In 56 vce de Veneti, in wat is nu zuidelijk Bretagne, begon een opstand in het noordwesten die werd gesteund door de nog onoverwonnen Morini aan de Gallische kust van de Straat van Dover en de Menapii langs de zuidelijke oever van de Nederrijn. Caesar heroverde de Veneti met enige moeite en behandelde ze barbaars. Hij kon de verovering van de Morini en Menapii niet voltooien vóór het einde van het campagneseizoen van 56 vce; en in de winter van 56-55 vce werden de Menapii tijdelijk uit hun huis verdreven door twee geïmmigreerde Duitse volkeren, de Usipetes en Tencteri. Deze volkeren werden in 55 vce door Caesar uitgeroeid. In hetzelfde jaar overbrugde hij de Rijn net onder Koblenz om Duitsland aan de andere kant van de rivier te overvallen, en stak toen het Kanaal over om Groot-Brittannië te overvallen. In 54 vce viel hij Groot-Brittannië opnieuw binnen en onderdrukte een serieuze opstand in het noordoosten van Gallië. In 53 vce onderwierp hij verdere opstanden in Gallië en overbrugde hij de Rijn opnieuw voor een tweede aanval.
De crisis van Caesars Gallische oorlog kwam in 52 vce. De volkeren van Centraal Gallië vonden een nationale leider in de Arverniaanse Vercingetorix. Ze waren van plan de Romeinse strijdkrachten af te snijden van Caesar, die overwinterend aan de andere kant van de Alpen. Ze probeerden zelfs het westelijke uiteinde van de oude Romeinse provincie Gallia Transalpina binnen te vallen. Vercingetorix wilde veldslagen en belegeringen vermijden en de Romeinen verslaan door hun suppl ies – deels door cavalerie-operaties en deels door ‘verschroeide aarde’ – maar hij kon zijn landgenoten niet overtuigen om dit pijnlijke beleid van ganser harte toe te passen.
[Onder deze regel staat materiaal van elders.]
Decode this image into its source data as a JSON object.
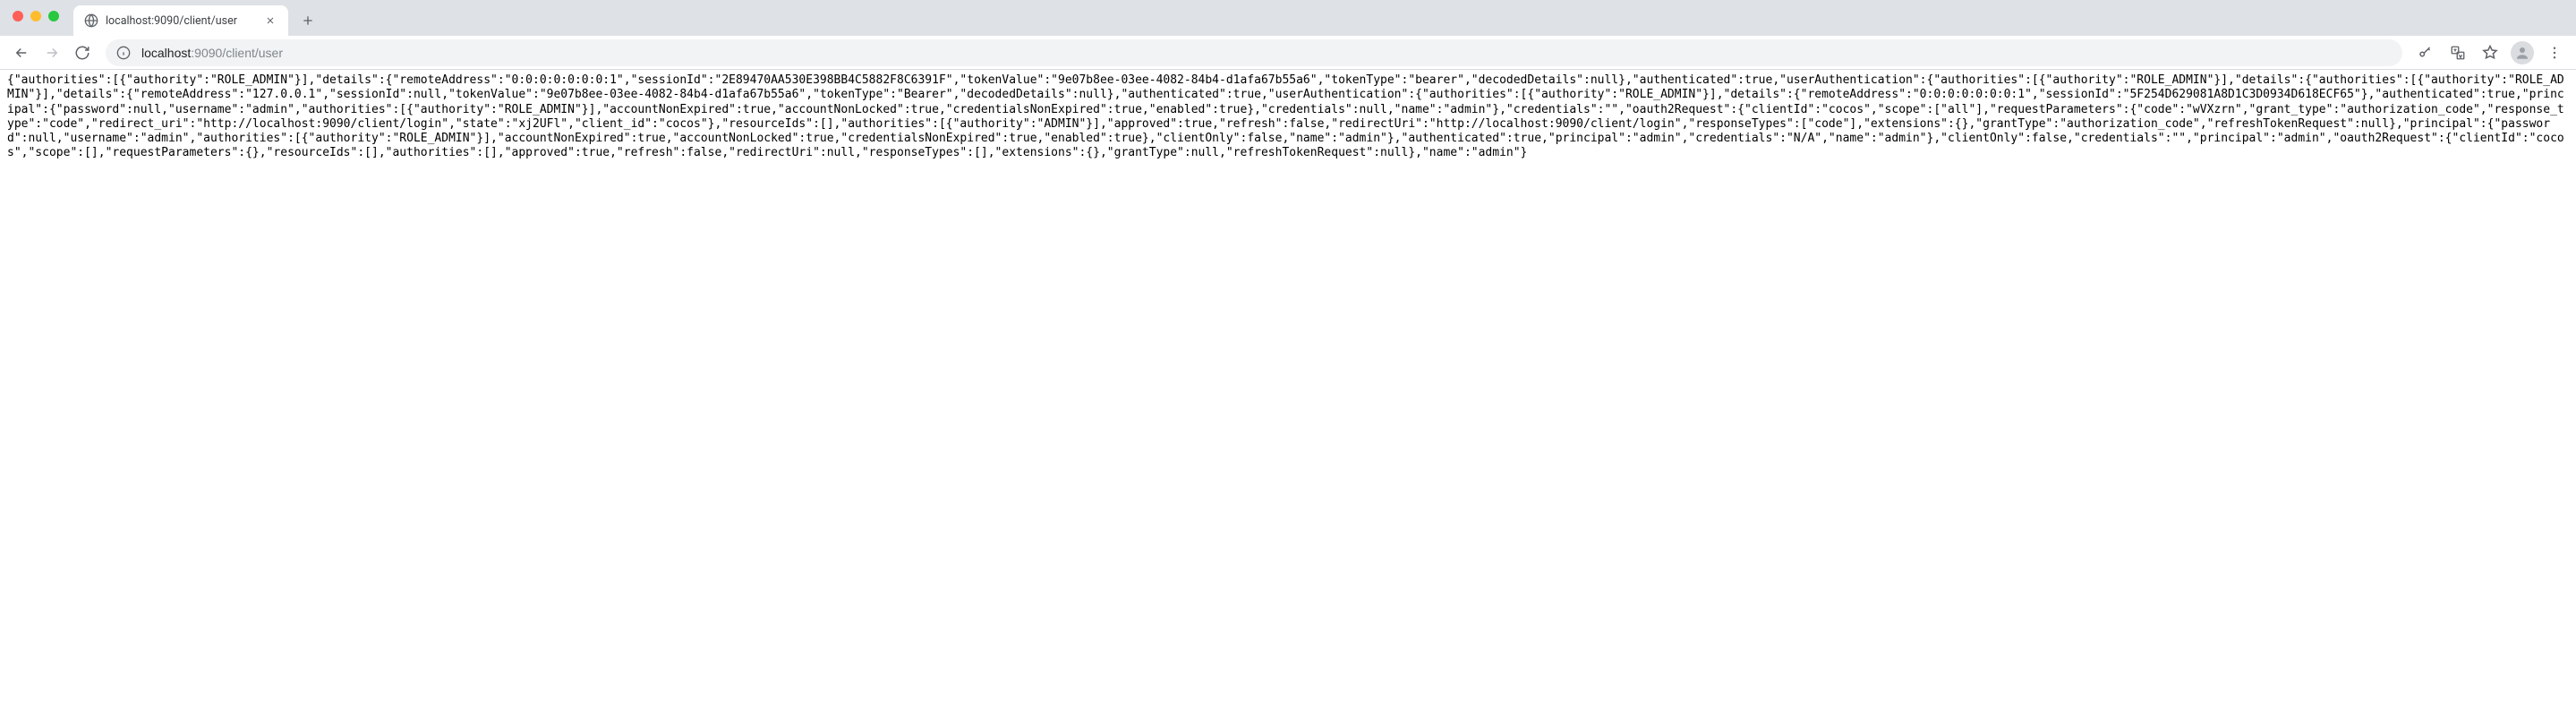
{
  "tab": {
    "title": "localhost:9090/client/user"
  },
  "url": {
    "host": "localhost",
    "port": ":9090",
    "path": "/client/user"
  },
  "response_body": "{\"authorities\":[{\"authority\":\"ROLE_ADMIN\"}],\"details\":{\"remoteAddress\":\"0:0:0:0:0:0:0:1\",\"sessionId\":\"2E89470AA530E398BB4C5882F8C6391F\",\"tokenValue\":\"9e07b8ee-03ee-4082-84b4-d1afa67b55a6\",\"tokenType\":\"bearer\",\"decodedDetails\":null},\"authenticated\":true,\"userAuthentication\":{\"authorities\":[{\"authority\":\"ROLE_ADMIN\"}],\"details\":{\"authorities\":[{\"authority\":\"ROLE_ADMIN\"}],\"details\":{\"remoteAddress\":\"127.0.0.1\",\"sessionId\":null,\"tokenValue\":\"9e07b8ee-03ee-4082-84b4-d1afa67b55a6\",\"tokenType\":\"Bearer\",\"decodedDetails\":null},\"authenticated\":true,\"userAuthentication\":{\"authorities\":[{\"authority\":\"ROLE_ADMIN\"}],\"details\":{\"remoteAddress\":\"0:0:0:0:0:0:0:1\",\"sessionId\":\"5F254D629081A8D1C3D0934D618ECF65\"},\"authenticated\":true,\"principal\":{\"password\":null,\"username\":\"admin\",\"authorities\":[{\"authority\":\"ROLE_ADMIN\"}],\"accountNonExpired\":true,\"accountNonLocked\":true,\"credentialsNonExpired\":true,\"enabled\":true},\"credentials\":null,\"name\":\"admin\"},\"credentials\":\"\",\"oauth2Request\":{\"clientId\":\"cocos\",\"scope\":[\"all\"],\"requestParameters\":{\"code\":\"wVXzrn\",\"grant_type\":\"authorization_code\",\"response_type\":\"code\",\"redirect_uri\":\"http://localhost:9090/client/login\",\"state\":\"xj2UFl\",\"client_id\":\"cocos\"},\"resourceIds\":[],\"authorities\":[{\"authority\":\"ADMIN\"}],\"approved\":true,\"refresh\":false,\"redirectUri\":\"http://localhost:9090/client/login\",\"responseTypes\":[\"code\"],\"extensions\":{},\"grantType\":\"authorization_code\",\"refreshTokenRequest\":null},\"principal\":{\"password\":null,\"username\":\"admin\",\"authorities\":[{\"authority\":\"ROLE_ADMIN\"}],\"accountNonExpired\":true,\"accountNonLocked\":true,\"credentialsNonExpired\":true,\"enabled\":true},\"clientOnly\":false,\"name\":\"admin\"},\"authenticated\":true,\"principal\":\"admin\",\"credentials\":\"N/A\",\"name\":\"admin\"},\"clientOnly\":false,\"credentials\":\"\",\"principal\":\"admin\",\"oauth2Request\":{\"clientId\":\"cocos\",\"scope\":[],\"requestParameters\":{},\"resourceIds\":[],\"authorities\":[],\"approved\":true,\"refresh\":false,\"redirectUri\":null,\"responseTypes\":[],\"extensions\":{},\"grantType\":null,\"refreshTokenRequest\":null},\"name\":\"admin\"}"
}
De Bituriges drongen aan op het beleg in hun stad Avaricum (Bourges), en Vercingetorix kon het niet redden van een storm binnen een maand. Caesar belegerde toen Vercingetorix in Gergovia nabij het huidige Clermont-Ferrand. Een Romeinse poging om Gergovia te bestormen werd afgewezen en resulteerde in zware Romeinse verliezen – de eerste regelrechte nederlaag die Caesar in Gallië had geleden. Caesar versloeg toen een aanval op het Romeinse leger tijdens de mars en kon zo Vercingetorix in Alesia, ten noordwesten van Dijon, belegeren. Alesia was, net als Gergovia, een positie van grote natuurlijke kracht, en een groot Gallisch leger kwam om het te ontzetten; maar dit leger werd afgeslagen en verstrooid door Caesar, en Vercingetorix capituleerde toen.
Tijdens de winter van 52-51 vce en het veldtochtseizoen van 51 vce, sloeg Caesar een aantal sporadische verdere opstanden neer. De meest vastberaden van deze rebellen waren de Bellovaci, tussen de Seine en de Somme, rond Beauvais. Een andere rebellenmacht belegerde in het zuiden in het natuurlijke fort van Uxellodunum (misschien de Puy d’Issolu aan de Dordogne) totdat de watervoorziening het begaf. Caesar liet de handen van de overlevenden afhakken. Hij besteedde het jaar 50 vce aan het organiseren van het nieuw veroverde gebied. Daarna was hij klaar om zijn rekeningen thuis bij zijn tegenstanders te vereffenen.